Protokoll-Dilemma: Warum die Autovernetzung nicht voran kommt
Autos sollen bald vernetzt fahren. Unsicher ist aber immer noch, mit welcher Technik. Die EU-Kommision favorisiert das ältere, WLAN-ähnliche Protokoll 802.11p.
- Dusan Zivadinovic
- Dr. Guido R. Hiertz
Wenn Forschung und Entwicklung zwei oder mehr Spezifikationen für dieselbe Anwendung hervorbringen, sind es Industrie und Verbraucher gewohnt, die Wahl zu haben – beispielsweise schreibt einem niemand vor, ob man sein Heim vernetzt, und wenn ja, ob per WLAN, Ethernet oder Glasfaser.
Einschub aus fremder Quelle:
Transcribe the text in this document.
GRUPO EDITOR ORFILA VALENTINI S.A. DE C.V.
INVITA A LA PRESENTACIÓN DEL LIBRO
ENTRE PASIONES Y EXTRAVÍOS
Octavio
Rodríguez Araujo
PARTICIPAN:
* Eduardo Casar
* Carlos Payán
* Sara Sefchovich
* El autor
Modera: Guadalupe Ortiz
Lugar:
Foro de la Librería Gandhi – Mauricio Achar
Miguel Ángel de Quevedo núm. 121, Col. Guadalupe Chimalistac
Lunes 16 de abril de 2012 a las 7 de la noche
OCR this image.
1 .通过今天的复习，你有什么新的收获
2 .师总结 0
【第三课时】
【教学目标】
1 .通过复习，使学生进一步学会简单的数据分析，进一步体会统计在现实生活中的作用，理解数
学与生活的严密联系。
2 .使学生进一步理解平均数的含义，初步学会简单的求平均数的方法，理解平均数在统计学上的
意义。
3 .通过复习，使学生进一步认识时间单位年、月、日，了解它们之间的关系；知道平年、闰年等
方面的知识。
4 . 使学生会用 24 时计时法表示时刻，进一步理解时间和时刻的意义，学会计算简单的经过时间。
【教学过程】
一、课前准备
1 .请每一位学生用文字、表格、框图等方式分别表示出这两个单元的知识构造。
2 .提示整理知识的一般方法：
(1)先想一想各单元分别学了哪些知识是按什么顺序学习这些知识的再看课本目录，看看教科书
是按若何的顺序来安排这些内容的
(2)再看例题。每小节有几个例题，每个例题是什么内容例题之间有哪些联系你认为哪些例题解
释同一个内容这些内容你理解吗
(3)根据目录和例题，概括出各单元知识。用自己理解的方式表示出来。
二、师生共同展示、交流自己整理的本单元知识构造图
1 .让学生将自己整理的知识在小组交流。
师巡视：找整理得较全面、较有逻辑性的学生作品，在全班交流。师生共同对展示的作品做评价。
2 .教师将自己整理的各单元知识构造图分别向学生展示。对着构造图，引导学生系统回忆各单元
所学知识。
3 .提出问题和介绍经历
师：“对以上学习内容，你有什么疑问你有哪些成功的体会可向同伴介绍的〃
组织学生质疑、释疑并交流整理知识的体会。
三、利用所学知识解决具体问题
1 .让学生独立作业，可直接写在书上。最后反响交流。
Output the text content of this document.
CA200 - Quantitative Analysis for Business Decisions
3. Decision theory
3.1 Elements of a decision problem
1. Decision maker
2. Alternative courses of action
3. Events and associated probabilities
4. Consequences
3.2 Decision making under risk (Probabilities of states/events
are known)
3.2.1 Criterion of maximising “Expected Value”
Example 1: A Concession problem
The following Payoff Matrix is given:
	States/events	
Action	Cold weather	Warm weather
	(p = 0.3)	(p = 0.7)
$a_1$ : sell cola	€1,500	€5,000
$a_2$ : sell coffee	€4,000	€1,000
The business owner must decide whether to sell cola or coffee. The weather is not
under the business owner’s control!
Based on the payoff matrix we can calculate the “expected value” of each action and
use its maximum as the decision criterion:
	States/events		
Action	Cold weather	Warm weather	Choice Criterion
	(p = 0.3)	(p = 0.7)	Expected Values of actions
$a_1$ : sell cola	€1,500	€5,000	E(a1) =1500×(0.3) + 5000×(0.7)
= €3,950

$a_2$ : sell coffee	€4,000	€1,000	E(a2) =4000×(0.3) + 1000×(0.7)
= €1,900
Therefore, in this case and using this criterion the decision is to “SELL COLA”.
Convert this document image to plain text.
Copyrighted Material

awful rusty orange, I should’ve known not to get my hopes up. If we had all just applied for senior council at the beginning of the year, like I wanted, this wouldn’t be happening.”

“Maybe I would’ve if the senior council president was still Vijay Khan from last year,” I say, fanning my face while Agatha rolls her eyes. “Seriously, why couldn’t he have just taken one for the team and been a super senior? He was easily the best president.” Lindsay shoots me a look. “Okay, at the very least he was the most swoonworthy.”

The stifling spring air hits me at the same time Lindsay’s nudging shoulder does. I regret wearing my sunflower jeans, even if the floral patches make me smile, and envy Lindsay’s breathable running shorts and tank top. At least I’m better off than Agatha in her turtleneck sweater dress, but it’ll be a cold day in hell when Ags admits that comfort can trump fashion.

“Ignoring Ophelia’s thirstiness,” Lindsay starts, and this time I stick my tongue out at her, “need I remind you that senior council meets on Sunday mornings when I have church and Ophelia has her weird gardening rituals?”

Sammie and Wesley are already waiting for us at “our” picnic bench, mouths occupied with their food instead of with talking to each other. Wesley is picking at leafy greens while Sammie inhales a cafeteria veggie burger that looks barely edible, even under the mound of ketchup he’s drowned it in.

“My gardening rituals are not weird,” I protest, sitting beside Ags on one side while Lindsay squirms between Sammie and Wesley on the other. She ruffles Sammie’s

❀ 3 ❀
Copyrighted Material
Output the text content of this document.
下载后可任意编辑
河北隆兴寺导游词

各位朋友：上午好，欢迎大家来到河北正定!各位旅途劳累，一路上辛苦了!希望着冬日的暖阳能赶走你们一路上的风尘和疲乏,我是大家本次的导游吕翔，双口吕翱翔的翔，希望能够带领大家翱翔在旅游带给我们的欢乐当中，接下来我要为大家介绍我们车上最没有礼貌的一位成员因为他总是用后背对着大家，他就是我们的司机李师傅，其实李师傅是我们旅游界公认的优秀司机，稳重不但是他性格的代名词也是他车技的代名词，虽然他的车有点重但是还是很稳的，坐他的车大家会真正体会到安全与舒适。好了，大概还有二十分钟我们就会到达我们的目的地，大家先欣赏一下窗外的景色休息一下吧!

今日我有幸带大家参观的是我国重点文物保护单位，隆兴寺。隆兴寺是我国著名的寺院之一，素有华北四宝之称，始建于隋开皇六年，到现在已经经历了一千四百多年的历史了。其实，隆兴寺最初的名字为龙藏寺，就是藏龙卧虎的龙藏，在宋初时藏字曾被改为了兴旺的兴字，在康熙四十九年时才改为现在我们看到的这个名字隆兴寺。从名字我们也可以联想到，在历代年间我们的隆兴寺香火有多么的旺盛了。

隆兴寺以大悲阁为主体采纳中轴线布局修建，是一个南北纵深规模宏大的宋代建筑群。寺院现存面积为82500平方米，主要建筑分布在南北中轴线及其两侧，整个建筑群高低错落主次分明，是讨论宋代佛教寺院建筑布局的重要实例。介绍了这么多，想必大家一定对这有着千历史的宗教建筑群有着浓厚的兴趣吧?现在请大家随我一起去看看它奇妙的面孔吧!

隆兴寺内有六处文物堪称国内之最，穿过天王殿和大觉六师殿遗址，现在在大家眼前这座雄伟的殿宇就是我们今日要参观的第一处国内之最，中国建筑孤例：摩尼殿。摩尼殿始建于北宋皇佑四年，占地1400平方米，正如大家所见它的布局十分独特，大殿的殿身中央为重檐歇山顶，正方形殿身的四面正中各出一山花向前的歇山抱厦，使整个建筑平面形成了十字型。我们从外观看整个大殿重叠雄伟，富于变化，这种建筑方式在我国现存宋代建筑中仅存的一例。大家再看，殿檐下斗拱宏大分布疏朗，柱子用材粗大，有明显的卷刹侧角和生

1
Das erwartet man auch bei der Autovernetzung. Es gibt viele Gründe, Autos zu vernetzen. Ein Hauptgrund liegt in der Verkehrslenkung zur Stauvermeidung, der andere darin, dass vernetzte Autos einander alarmieren können, etwa über Baustellen, Unfälle oder Glatteis. Geht ein Alarm ein, kann die Elektronik beispielsweise Bremsbereitschaft auslösen und so im optimalen Fall Unfälle vermeiden. Unterm Strich erhoffen sich Verfechter der Autovernetzung vor allem weniger Verkehrstote.
Die Industrie hat die Wahl zwischen zwei inkompatiblen Verfahren: 802.11p und C-V2X. Das Institute of Electrical and Electronics Engineers (IEEE) hat 2010 auf Grundlage des heute veralteten WLAN-Verfahrens 802.11a die 802.11p-Norm spezifiziert (auch pWLAN genannt).